The Macro Effects of This Policy Should Be…
Resteepen Yields
QE or Not QE
Buying What Yellen is Selling
Less Weaker Dollar (Maybe), Higher Rates (Definitely)
Who Will Buy Our Long Term Debt Now?
GoldFix Biggest Picture Comment
Appendix
The Situation:
Events Coming Soon:
Market Backdrop:
Geopolitical Backdrop:
Debt Backdrop:
Waller’s Fire Fighting Analogy:
Related Posts
ZeroHedge: Waller Hints At QE Reverse-Twist
Zoltan Pozsar: Cure Inflation by “Forcing Long Term Rates Higher”
GoldFix: The Broken Bond Ladder
Summary of What Happened Friday:
At 10 a.m Friday the ISM’s PMI report came out, and it was very disappointing. Fed Governor Christopher Waller almost immediately thereafter revealed significant potential policy changes during the 2024 U.S. Monetary Policy Forum in New York.
Gold rallied and gave nothing back…
Waller wants the Fed to completely divest its agency MBS holdings, citing their slow runoff thus far.
Next, he strongly advocated for a strategic shift in the Fed's Treasury holdings towards a greater allocation in shorter-dated Treasury securities, moving away from the long-dated focus that has dominated since the Global Financial Crisis.
The dollar softened and did not bounce…
This proposed realignment, aiming to mirror the federal funds rate more closely, suggests a potential 'Operation Reverse-Twist' strategy.
This approach would not only impact short-term yields (lower) and the yield curve (steeper with back end yields rising) but also (not?) coincidentally align with the Treasury's plans to increase shorter-term bill issuance. The Treasury and the Fed would match up in the marketplace.
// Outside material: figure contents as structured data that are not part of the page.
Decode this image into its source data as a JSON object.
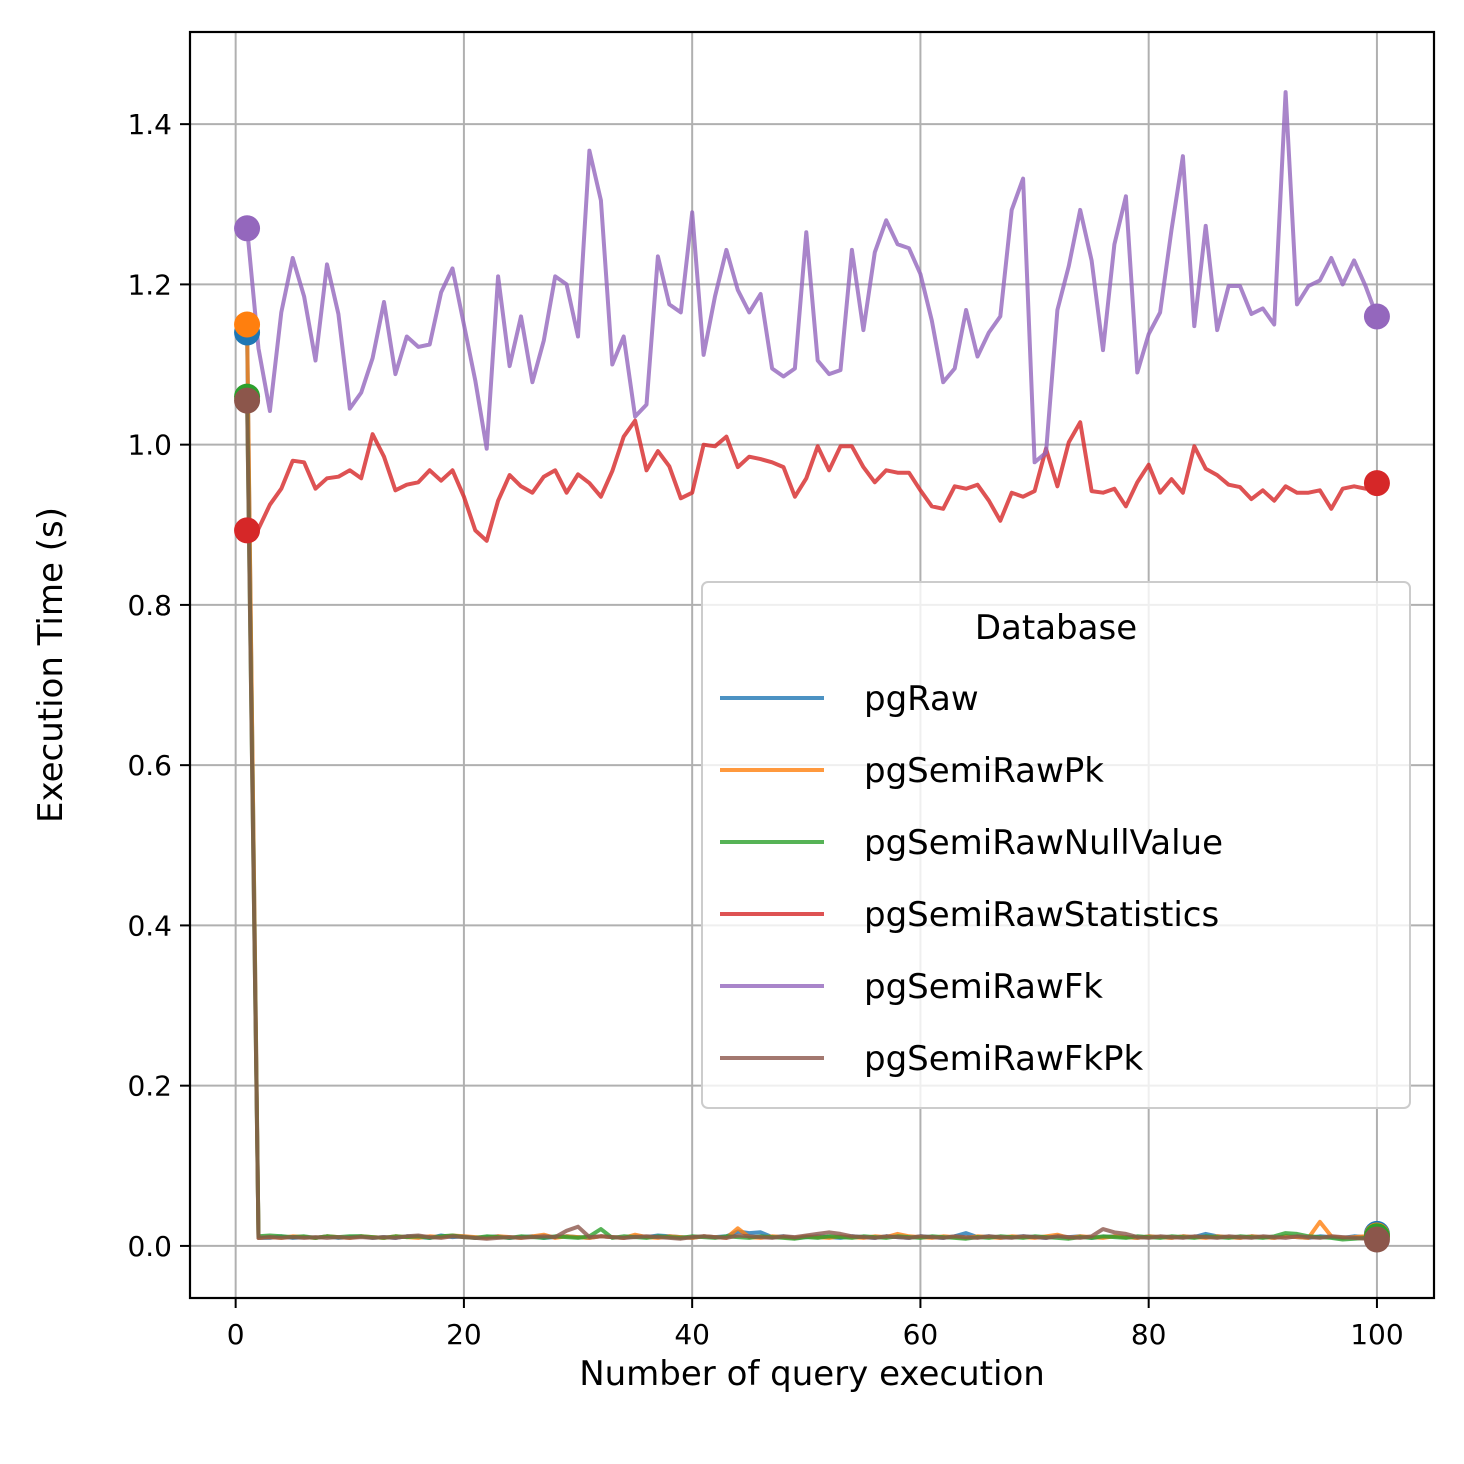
{
  "chart_data": {
    "type": "line",
    "title": "",
    "xlabel": "Number of query execution",
    "ylabel": "Execution Time (s)",
    "xlim": [
      -4,
      105
    ],
    "ylim": [
      -0.065,
      1.515
    ],
    "xticks": [
      0,
      20,
      40,
      60,
      80,
      100
    ],
    "yticks": [
      0.0,
      0.2,
      0.4,
      0.6,
      0.8,
      1.0,
      1.2,
      1.4
    ],
    "grid": true,
    "legend": {
      "title": "Database",
      "placement": "center-right"
    },
    "series": [
      {
        "name": "pgRaw",
        "color": "#1f77b4",
        "x_start": 1,
        "markers": [
          [
            1,
            1.14
          ],
          [
            100,
            0.015
          ]
        ],
        "values": [
          1.14,
          0.01,
          0.01,
          0.012,
          0.01,
          0.011,
          0.01,
          0.012,
          0.01,
          0.011,
          0.012,
          0.01,
          0.011,
          0.01,
          0.012,
          0.011,
          0.01,
          0.013,
          0.011,
          0.012,
          0.01,
          0.011,
          0.012,
          0.01,
          0.011,
          0.012,
          0.01,
          0.011,
          0.012,
          0.011,
          0.01,
          0.012,
          0.011,
          0.01,
          0.012,
          0.011,
          0.013,
          0.012,
          0.011,
          0.01,
          0.012,
          0.011,
          0.012,
          0.018,
          0.016,
          0.017,
          0.011,
          0.012,
          0.01,
          0.011,
          0.012,
          0.011,
          0.01,
          0.012,
          0.011,
          0.01,
          0.012,
          0.011,
          0.01,
          0.012,
          0.011,
          0.01,
          0.012,
          0.016,
          0.011,
          0.012,
          0.01,
          0.011,
          0.012,
          0.011,
          0.01,
          0.012,
          0.011,
          0.012,
          0.01,
          0.011,
          0.012,
          0.011,
          0.01,
          0.012,
          0.011,
          0.01,
          0.012,
          0.011,
          0.015,
          0.012,
          0.011,
          0.01,
          0.012,
          0.011,
          0.01,
          0.012,
          0.011,
          0.01,
          0.012,
          0.011,
          0.01,
          0.012,
          0.011,
          0.015
        ]
      },
      {
        "name": "pgSemiRawPk",
        "color": "#ff7f0e",
        "x_start": 1,
        "markers": [
          [
            1,
            1.15
          ],
          [
            100,
            0.013
          ]
        ],
        "values": [
          1.15,
          0.01,
          0.011,
          0.01,
          0.012,
          0.011,
          0.01,
          0.012,
          0.011,
          0.01,
          0.012,
          0.011,
          0.01,
          0.012,
          0.011,
          0.01,
          0.012,
          0.011,
          0.013,
          0.012,
          0.011,
          0.01,
          0.012,
          0.011,
          0.01,
          0.012,
          0.014,
          0.01,
          0.012,
          0.011,
          0.01,
          0.012,
          0.011,
          0.01,
          0.014,
          0.011,
          0.01,
          0.012,
          0.011,
          0.01,
          0.012,
          0.011,
          0.01,
          0.022,
          0.011,
          0.01,
          0.012,
          0.011,
          0.01,
          0.012,
          0.011,
          0.01,
          0.012,
          0.011,
          0.01,
          0.012,
          0.011,
          0.015,
          0.012,
          0.011,
          0.01,
          0.012,
          0.011,
          0.01,
          0.012,
          0.011,
          0.01,
          0.012,
          0.011,
          0.01,
          0.012,
          0.014,
          0.01,
          0.012,
          0.011,
          0.01,
          0.012,
          0.011,
          0.01,
          0.012,
          0.011,
          0.01,
          0.012,
          0.011,
          0.01,
          0.012,
          0.011,
          0.01,
          0.012,
          0.011,
          0.01,
          0.012,
          0.011,
          0.01,
          0.03,
          0.012,
          0.01,
          0.011,
          0.012,
          0.013
        ]
      },
      {
        "name": "pgSemiRawNullValue",
        "color": "#2ca02c",
        "x_start": 1,
        "markers": [
          [
            1,
            1.06
          ],
          [
            100,
            0.012
          ]
        ],
        "values": [
          1.06,
          0.012,
          0.013,
          0.012,
          0.011,
          0.012,
          0.01,
          0.012,
          0.011,
          0.012,
          0.012,
          0.011,
          0.01,
          0.012,
          0.011,
          0.012,
          0.01,
          0.012,
          0.013,
          0.011,
          0.01,
          0.012,
          0.011,
          0.01,
          0.012,
          0.011,
          0.01,
          0.012,
          0.011,
          0.01,
          0.012,
          0.021,
          0.01,
          0.012,
          0.011,
          0.01,
          0.012,
          0.011,
          0.01,
          0.012,
          0.011,
          0.01,
          0.012,
          0.011,
          0.01,
          0.012,
          0.011,
          0.01,
          0.009,
          0.011,
          0.01,
          0.012,
          0.011,
          0.01,
          0.012,
          0.011,
          0.01,
          0.012,
          0.011,
          0.01,
          0.012,
          0.011,
          0.01,
          0.009,
          0.011,
          0.01,
          0.012,
          0.011,
          0.01,
          0.012,
          0.011,
          0.01,
          0.009,
          0.011,
          0.01,
          0.012,
          0.011,
          0.01,
          0.012,
          0.011,
          0.01,
          0.012,
          0.011,
          0.01,
          0.012,
          0.011,
          0.01,
          0.012,
          0.011,
          0.01,
          0.012,
          0.016,
          0.015,
          0.012,
          0.011,
          0.01,
          0.008,
          0.009,
          0.01,
          0.012
        ]
      },
      {
        "name": "pgSemiRawStatistics",
        "color": "#d62728",
        "x_start": 1,
        "markers": [
          [
            1,
            0.893
          ],
          [
            100,
            0.952
          ]
        ],
        "values": [
          0.893,
          0.895,
          0.925,
          0.945,
          0.98,
          0.978,
          0.945,
          0.958,
          0.96,
          0.968,
          0.958,
          1.013,
          0.985,
          0.943,
          0.95,
          0.953,
          0.968,
          0.955,
          0.968,
          0.935,
          0.893,
          0.88,
          0.93,
          0.962,
          0.948,
          0.94,
          0.96,
          0.968,
          0.94,
          0.963,
          0.952,
          0.935,
          0.967,
          1.01,
          1.03,
          0.968,
          0.992,
          0.973,
          0.933,
          0.94,
          1.0,
          0.998,
          1.01,
          0.972,
          0.985,
          0.982,
          0.978,
          0.972,
          0.935,
          0.958,
          0.998,
          0.968,
          0.998,
          0.998,
          0.972,
          0.953,
          0.968,
          0.965,
          0.965,
          0.943,
          0.923,
          0.92,
          0.948,
          0.945,
          0.95,
          0.93,
          0.905,
          0.94,
          0.935,
          0.942,
          0.995,
          0.948,
          1.003,
          1.028,
          0.942,
          0.94,
          0.945,
          0.923,
          0.953,
          0.975,
          0.94,
          0.957,
          0.94,
          0.998,
          0.97,
          0.962,
          0.95,
          0.947,
          0.932,
          0.943,
          0.93,
          0.948,
          0.94,
          0.94,
          0.943,
          0.92,
          0.945,
          0.948,
          0.945,
          0.952
        ]
      },
      {
        "name": "pgSemiRawFk",
        "color": "#9467bd",
        "x_start": 1,
        "markers": [
          [
            1,
            1.27
          ],
          [
            100,
            1.16
          ]
        ],
        "values": [
          1.27,
          1.12,
          1.042,
          1.165,
          1.233,
          1.185,
          1.105,
          1.225,
          1.163,
          1.045,
          1.065,
          1.108,
          1.178,
          1.088,
          1.135,
          1.122,
          1.125,
          1.19,
          1.22,
          1.15,
          1.08,
          0.995,
          1.21,
          1.098,
          1.16,
          1.078,
          1.13,
          1.21,
          1.2,
          1.135,
          1.367,
          1.305,
          1.1,
          1.135,
          1.035,
          1.05,
          1.235,
          1.175,
          1.165,
          1.29,
          1.112,
          1.185,
          1.243,
          1.193,
          1.165,
          1.188,
          1.095,
          1.085,
          1.095,
          1.265,
          1.105,
          1.088,
          1.093,
          1.243,
          1.143,
          1.24,
          1.28,
          1.25,
          1.245,
          1.213,
          1.155,
          1.078,
          1.095,
          1.168,
          1.11,
          1.14,
          1.16,
          1.293,
          1.332,
          0.978,
          0.99,
          1.168,
          1.223,
          1.293,
          1.23,
          1.118,
          1.25,
          1.31,
          1.09,
          1.138,
          1.165,
          1.268,
          1.36,
          1.148,
          1.273,
          1.143,
          1.198,
          1.198,
          1.163,
          1.17,
          1.15,
          1.44,
          1.175,
          1.198,
          1.205,
          1.233,
          1.2,
          1.23,
          1.198,
          1.16
        ]
      },
      {
        "name": "pgSemiRawFkPk",
        "color": "#8c564b",
        "x_start": 1,
        "markers": [
          [
            1,
            1.055
          ],
          [
            100,
            0.008
          ]
        ],
        "values": [
          1.055,
          0.01,
          0.011,
          0.01,
          0.011,
          0.01,
          0.011,
          0.01,
          0.011,
          0.01,
          0.011,
          0.01,
          0.011,
          0.01,
          0.012,
          0.013,
          0.011,
          0.01,
          0.012,
          0.011,
          0.01,
          0.009,
          0.01,
          0.011,
          0.01,
          0.011,
          0.012,
          0.011,
          0.019,
          0.024,
          0.011,
          0.012,
          0.011,
          0.01,
          0.011,
          0.012,
          0.011,
          0.01,
          0.009,
          0.011,
          0.012,
          0.011,
          0.01,
          0.013,
          0.012,
          0.011,
          0.01,
          0.012,
          0.011,
          0.013,
          0.015,
          0.017,
          0.015,
          0.012,
          0.011,
          0.01,
          0.012,
          0.011,
          0.01,
          0.012,
          0.011,
          0.01,
          0.012,
          0.011,
          0.01,
          0.012,
          0.011,
          0.01,
          0.012,
          0.011,
          0.01,
          0.012,
          0.011,
          0.01,
          0.012,
          0.021,
          0.017,
          0.015,
          0.011,
          0.01,
          0.012,
          0.011,
          0.01,
          0.012,
          0.011,
          0.01,
          0.012,
          0.011,
          0.01,
          0.012,
          0.011,
          0.01,
          0.012,
          0.011,
          0.01,
          0.012,
          0.011,
          0.01,
          0.009,
          0.008
        ]
      }
    ]
  }
}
10 Year Bond Yields dropped…
Waller's remarks signal a change in monetary policy right as the Fed's BTFP facility is scheduled to end *and* the RRP piggy bank currently being used to buy Treasuries issued goes empty. Fancy that!
Stocks reacted bearishly to the data but likely took cues from other markets and rallied…
The rest of this document describes the Fed’s logic and intentions in considering this plan of action in current context as well as longer term implications for investors. It also very briefly touches on what could go wrong and how they could respond to an Operation Reverse Twist not having its desired effect.
Bitcoin started doing its “ I’m mirroring stocks” thing again while Oil rallied and then faded…
Mast markets digested this immediately in combination with the weaker PMI (manufacturing is still shrinking despite all the Fiscal spending) as a capitulation of sorts and a resumption of QE. Or in the very least, a step towards terminating QT.